Using amplification

Everyone on the drive down from Snoqualmie Pass was angry. Well, everyone except me.

My husband was angry at my daughter for a risky skiing decision. My daughter was angry at my husband for shouting at her. My son was angry at my husband for shouting at my daughter.

Fun family ski day.

I listened to the tumult. While I had been enjoying a quiet beer in the lodge, my kids raced each other down the mountain. My daughter fell and slid at speed toward a tree.

“You could have been killed,” my husband agonized.

“And you exploding and making her cry doesn’t help anything,” my son argued, loudly, from the back seat.

“I was trying to make an impression,” he countered.

And on and on. I was reminded of work meetings where there’s a lot of talking and not a lot of listening.

Eventually, I jumped into the fray: “How much of your explosion was intended as a lesson?” I asked my husband. “And how much was an emotional release of the terror you felt?”

Which was a great question, but not the topic of this week’s column because my 15-year-old son then said:

“Mama just made a very good point.”

The words glittered in the sudden pause. I felt heard. Validated. Valued. Powerful.

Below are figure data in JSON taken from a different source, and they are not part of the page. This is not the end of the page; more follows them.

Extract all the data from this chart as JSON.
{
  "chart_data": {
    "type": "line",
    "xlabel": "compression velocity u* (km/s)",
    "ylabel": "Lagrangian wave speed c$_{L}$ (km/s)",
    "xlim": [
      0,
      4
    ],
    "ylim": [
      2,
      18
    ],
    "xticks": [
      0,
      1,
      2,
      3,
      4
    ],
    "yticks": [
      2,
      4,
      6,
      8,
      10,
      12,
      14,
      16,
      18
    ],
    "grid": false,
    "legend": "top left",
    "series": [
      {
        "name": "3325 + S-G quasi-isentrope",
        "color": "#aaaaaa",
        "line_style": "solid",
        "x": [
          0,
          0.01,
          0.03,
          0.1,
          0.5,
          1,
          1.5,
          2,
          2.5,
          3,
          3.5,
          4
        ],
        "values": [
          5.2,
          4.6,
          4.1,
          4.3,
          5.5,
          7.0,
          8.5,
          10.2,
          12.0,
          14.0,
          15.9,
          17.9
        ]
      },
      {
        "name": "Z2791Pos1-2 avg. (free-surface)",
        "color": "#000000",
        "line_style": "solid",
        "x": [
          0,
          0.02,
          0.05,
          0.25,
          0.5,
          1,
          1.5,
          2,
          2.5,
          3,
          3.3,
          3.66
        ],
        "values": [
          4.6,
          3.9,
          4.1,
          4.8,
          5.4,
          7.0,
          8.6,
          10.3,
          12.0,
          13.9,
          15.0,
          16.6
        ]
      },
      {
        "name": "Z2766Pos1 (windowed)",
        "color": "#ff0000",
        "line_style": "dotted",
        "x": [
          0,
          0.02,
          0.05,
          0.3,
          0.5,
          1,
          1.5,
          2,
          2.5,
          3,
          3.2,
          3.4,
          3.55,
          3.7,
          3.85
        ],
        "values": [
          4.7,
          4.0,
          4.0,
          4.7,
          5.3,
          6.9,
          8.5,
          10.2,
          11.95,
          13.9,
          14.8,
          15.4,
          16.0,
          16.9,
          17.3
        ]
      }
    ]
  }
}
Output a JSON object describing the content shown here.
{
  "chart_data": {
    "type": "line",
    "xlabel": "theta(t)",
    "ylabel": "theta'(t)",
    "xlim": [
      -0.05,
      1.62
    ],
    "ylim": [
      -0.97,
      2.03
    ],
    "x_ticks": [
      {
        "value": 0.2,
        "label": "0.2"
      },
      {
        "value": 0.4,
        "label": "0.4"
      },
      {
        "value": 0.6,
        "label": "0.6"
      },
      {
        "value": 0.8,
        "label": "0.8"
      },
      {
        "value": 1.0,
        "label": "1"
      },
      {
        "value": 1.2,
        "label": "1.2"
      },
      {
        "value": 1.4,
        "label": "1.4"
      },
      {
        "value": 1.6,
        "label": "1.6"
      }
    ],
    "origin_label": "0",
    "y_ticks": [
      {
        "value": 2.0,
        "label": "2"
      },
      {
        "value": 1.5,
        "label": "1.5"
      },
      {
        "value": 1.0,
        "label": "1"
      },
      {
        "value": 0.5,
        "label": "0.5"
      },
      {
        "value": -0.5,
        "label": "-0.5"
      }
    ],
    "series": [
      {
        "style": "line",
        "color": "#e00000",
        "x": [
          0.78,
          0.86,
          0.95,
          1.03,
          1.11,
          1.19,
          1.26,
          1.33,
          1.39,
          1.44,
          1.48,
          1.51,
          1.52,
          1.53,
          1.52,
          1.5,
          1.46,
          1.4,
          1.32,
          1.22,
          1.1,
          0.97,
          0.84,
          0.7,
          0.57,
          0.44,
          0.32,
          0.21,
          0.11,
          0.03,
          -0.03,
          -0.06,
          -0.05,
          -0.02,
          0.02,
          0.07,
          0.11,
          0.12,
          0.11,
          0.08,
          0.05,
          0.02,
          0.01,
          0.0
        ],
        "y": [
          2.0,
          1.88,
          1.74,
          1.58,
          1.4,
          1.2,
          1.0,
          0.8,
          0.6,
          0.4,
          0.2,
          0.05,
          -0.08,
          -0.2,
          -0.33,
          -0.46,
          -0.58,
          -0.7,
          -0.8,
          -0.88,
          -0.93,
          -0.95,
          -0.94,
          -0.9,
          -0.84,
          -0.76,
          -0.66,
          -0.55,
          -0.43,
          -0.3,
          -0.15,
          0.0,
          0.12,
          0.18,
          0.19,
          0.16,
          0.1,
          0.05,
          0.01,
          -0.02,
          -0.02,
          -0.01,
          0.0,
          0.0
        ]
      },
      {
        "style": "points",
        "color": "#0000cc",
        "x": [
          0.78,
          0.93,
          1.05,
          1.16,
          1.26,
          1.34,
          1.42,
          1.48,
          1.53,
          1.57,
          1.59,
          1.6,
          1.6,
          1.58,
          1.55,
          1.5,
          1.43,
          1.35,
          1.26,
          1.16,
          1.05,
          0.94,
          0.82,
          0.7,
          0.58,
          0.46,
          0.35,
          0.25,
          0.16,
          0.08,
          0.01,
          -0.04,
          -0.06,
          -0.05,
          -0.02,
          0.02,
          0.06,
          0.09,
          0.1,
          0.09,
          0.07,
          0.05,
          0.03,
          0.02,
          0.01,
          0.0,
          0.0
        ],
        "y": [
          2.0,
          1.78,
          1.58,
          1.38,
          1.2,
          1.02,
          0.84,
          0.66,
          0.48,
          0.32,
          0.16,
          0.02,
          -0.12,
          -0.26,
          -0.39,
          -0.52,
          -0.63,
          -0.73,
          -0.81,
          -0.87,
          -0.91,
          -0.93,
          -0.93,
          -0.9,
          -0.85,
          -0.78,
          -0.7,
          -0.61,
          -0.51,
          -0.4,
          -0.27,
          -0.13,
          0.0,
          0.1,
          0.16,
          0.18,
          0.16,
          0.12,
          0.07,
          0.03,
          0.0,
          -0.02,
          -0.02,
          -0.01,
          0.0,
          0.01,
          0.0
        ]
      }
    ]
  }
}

I turned in my seat to look my kid in the eye: “You just did something called amplification. That’s where you use your strength to amplify another person’s voice.”

“I want you to notice what you did just now and do it always with the girls and women and marginalized people in your life,” I told him.

“I am powerful and noisy in this family — and it still felt great when you said that,” I said. “Imagine how great that would feel to a quiet student in one of your classes or to a future female colleague who is talked over in a roomful of men.”

“Be that ally,” I told him.

I first learned about amplification in a 2016 Washington Post article about how President Obama’s female staffers felt ignored. These were powerful women at the top of their game and they still struggled to make their voices heard.

So they made a pact to work together:

“When a woman made a key point, other women would repeat it, giving credit to its author. This forced the men in the room to recognize the contribution — and denied them the chance to claim the idea as their own,” according to the article.

I coach my female clients to amplify the ideas and contributions of the women around them, to band together and help each other be heard — and credited — in a noisy workplace. I coach my male clients to amplify their female colleagues’ voices, to be a reliable ally.

“Gamify it,” I tell skeptical clients. “Make one amplification per meeting. Keep a log. If you can show me five amplifications in a week, you get a prize.”

In that moment, driving down I-90 in a carful of angry family, my 15-year-old son was an ally. I’ll take him skiing as a prize.